U.S. Rep. Jim Jordan, the committee’s chairman, and U.S. Rep. Chip Roy, chair of the Subcommittee on the Constitution and Limited Government, sent Washington a letter Tuesday stating, “[I]t appears there is a pervasive culture of intolerance at George Mason that violates the spirit, if not the letter, of the Civil Rights Act. During your tenure, George Mason seems to have engaged in racial discrimination in the hiring and promotion of faculty and staff contrary to both federal statutes and executive order.”
The Ohio and Texas congressmen, both Republicans, requested extensive information about George Mason’s diversity, equity and inclusion programs, which the letter says are in violation of the Civil Rights Act of 1964. The letter requested that Washington appear for a “transcribed interview” with the committee.
The letter also demands that Washington produce “all documents and communications” from his first day as George Mason’s president (July 1, 2020) to the present regarding DEI, “antiracism, and/or inclusive excellence,” as well as any document referring to a job applicant’s race or gender, the use of race or diversity in the hiring of faculty or staff, and the university’s antiracism and inclusive excellence task force and equity advisers programs. It asks for any document from Nov. 1, 2024, to the present that is related to compliance with a federal mandate or executive order related to DEI.
The documents are due by 10 a.m. Aug. 12, and Washington must schedule his testimony by that date, the letter says.
The congressmen’s letter, made public in a news release Tuesday, echoes the U.S. Department of Justice’s July 17 investigation and the U.S. Department of Education’s July 10 probe into alleged race- and sex-based discrimination in hiring and promotions at George Mason that disadvantage white and male candidates, allegations Washington denied in a statement earlier this month.

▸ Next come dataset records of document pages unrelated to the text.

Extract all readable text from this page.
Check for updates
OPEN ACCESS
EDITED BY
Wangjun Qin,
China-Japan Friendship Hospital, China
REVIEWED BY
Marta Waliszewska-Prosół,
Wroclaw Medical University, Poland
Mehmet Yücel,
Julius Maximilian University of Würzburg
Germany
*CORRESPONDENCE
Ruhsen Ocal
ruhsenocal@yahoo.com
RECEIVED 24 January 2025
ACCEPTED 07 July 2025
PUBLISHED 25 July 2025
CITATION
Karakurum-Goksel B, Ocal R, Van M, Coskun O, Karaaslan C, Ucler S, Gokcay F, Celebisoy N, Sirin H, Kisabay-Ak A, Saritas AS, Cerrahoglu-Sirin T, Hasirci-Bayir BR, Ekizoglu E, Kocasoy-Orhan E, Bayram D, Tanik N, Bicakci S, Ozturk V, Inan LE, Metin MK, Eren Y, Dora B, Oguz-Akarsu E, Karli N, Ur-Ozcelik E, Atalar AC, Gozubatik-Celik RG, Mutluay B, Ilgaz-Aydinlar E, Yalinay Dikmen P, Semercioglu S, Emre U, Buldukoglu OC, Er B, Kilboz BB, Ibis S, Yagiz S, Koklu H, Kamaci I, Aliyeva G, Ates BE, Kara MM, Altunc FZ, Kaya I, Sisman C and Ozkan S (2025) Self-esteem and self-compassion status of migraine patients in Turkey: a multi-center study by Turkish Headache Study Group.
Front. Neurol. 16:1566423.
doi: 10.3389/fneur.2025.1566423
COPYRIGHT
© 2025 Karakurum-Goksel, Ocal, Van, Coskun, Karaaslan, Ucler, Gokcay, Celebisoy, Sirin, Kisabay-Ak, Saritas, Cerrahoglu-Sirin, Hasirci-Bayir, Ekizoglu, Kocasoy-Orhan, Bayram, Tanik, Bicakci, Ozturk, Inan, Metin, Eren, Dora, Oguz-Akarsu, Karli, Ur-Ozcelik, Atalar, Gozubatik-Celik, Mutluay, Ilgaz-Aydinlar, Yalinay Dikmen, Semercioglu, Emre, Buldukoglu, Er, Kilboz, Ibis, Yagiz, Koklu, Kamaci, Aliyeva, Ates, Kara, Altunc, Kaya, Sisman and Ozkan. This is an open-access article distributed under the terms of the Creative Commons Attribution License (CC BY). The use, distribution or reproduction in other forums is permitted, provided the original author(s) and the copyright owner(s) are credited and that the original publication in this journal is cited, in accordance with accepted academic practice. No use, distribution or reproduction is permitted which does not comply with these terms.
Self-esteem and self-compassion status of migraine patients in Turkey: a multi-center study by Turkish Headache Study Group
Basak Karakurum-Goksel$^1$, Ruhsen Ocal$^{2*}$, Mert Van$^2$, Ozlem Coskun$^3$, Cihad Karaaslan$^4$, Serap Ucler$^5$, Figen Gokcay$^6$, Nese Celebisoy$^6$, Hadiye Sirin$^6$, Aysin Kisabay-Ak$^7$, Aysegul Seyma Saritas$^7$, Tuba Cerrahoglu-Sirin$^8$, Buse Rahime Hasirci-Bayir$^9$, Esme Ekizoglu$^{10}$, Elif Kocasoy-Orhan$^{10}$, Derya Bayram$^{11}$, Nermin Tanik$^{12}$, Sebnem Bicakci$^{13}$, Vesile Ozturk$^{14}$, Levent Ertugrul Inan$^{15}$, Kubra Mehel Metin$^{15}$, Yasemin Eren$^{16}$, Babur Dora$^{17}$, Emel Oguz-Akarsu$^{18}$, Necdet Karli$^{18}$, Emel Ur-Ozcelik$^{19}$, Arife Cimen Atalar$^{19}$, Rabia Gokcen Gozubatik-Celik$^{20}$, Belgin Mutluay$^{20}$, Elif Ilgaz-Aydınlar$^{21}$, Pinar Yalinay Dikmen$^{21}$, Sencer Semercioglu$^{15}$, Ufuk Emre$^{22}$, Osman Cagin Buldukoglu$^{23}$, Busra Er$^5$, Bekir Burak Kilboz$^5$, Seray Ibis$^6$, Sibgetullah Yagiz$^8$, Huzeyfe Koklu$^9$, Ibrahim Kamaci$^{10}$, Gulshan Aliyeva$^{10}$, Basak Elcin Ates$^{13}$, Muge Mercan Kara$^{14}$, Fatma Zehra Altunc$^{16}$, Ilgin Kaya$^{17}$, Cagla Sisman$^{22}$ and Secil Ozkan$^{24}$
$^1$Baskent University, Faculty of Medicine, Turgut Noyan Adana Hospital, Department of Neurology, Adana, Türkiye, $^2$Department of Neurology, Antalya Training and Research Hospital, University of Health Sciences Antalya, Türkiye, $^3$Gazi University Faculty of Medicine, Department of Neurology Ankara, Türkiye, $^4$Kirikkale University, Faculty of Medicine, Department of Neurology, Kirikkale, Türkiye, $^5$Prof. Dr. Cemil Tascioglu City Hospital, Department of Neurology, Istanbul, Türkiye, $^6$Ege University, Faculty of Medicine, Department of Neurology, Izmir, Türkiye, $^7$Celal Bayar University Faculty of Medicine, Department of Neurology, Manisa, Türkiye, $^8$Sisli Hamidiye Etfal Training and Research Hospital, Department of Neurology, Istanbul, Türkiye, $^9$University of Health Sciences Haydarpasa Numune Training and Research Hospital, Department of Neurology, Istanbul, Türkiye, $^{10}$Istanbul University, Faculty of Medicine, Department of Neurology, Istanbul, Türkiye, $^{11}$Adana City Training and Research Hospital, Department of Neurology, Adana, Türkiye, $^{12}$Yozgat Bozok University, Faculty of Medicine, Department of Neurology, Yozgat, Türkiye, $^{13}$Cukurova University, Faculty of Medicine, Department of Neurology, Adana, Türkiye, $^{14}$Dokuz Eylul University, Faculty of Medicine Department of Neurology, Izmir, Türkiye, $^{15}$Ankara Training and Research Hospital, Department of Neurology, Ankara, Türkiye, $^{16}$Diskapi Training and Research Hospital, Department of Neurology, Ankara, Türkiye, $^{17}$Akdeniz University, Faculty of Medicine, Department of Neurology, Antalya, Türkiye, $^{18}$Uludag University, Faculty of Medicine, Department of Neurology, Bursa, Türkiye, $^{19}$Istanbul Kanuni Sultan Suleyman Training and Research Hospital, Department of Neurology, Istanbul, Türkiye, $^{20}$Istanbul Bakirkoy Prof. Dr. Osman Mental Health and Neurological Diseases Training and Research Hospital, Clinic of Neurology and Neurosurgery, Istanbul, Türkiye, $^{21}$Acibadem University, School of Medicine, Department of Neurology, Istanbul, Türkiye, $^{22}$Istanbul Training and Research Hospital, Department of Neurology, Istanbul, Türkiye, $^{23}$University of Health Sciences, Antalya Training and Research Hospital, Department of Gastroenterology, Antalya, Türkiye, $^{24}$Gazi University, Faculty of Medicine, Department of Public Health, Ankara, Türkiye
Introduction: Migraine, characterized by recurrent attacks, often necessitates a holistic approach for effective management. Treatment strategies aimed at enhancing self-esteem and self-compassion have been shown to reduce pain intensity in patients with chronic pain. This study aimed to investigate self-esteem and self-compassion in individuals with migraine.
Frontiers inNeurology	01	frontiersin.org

Meanwhile, George Mason faculty groups and others, including federal and state Democratic lawmakers and regional business organizations, have defended Washington, who is George Mason’s first Black president. Many have accused the Trump administration of using its powers to drive Washington out of office, drawing parallels to Jim Ryan’s resignation as the University of Virginia’s president in June, after a similar campaign by the DOJ’s civil rights division accused Ryan of failing to dismantle U.Va.’s DEI structures.
The congressmen’s letter accuses George Mason, the state’s largest public university by enrollment, of not fully complying with federal law following President Donald Trump’s executive order eliminating DEI offices at universities. “George Mason simply changed its name to the ‘Office of Access, Compliance and Community,'” the letter alleges, with the university making “mere cosmetic changes to its discriminatory DEI programs.”
On Friday, the Justice Department’s civil rights division targeted the university’s faculty senate, which passed a resolution last week in support of Washington, and requested in a letter that the members of the senate and the president’s office preserve “all written communications” regarding the resolution, including earlier drafts, emails, texts and voice mails.
American Association of University Professors President Todd Wolfson, a Rutgers University professor, issued a statement Tuesday in support of the Mason Faculty Senate and called the DOJ letter “a gross misuse of federal power to chill speech, silence faculty members, and undermine shared governance. It is an attack on academic freedom, plain and simple.”
He also called on George Mason’s board of visitors, which is set to meet Friday and to discuss Washington’s job performance, to “stand with their faculty and president by rejecting this attempt to weaponize federal authority against shared governance. They must not only refuse the DOJ’s request but also affirm that faculty speech will be protected, not punished.”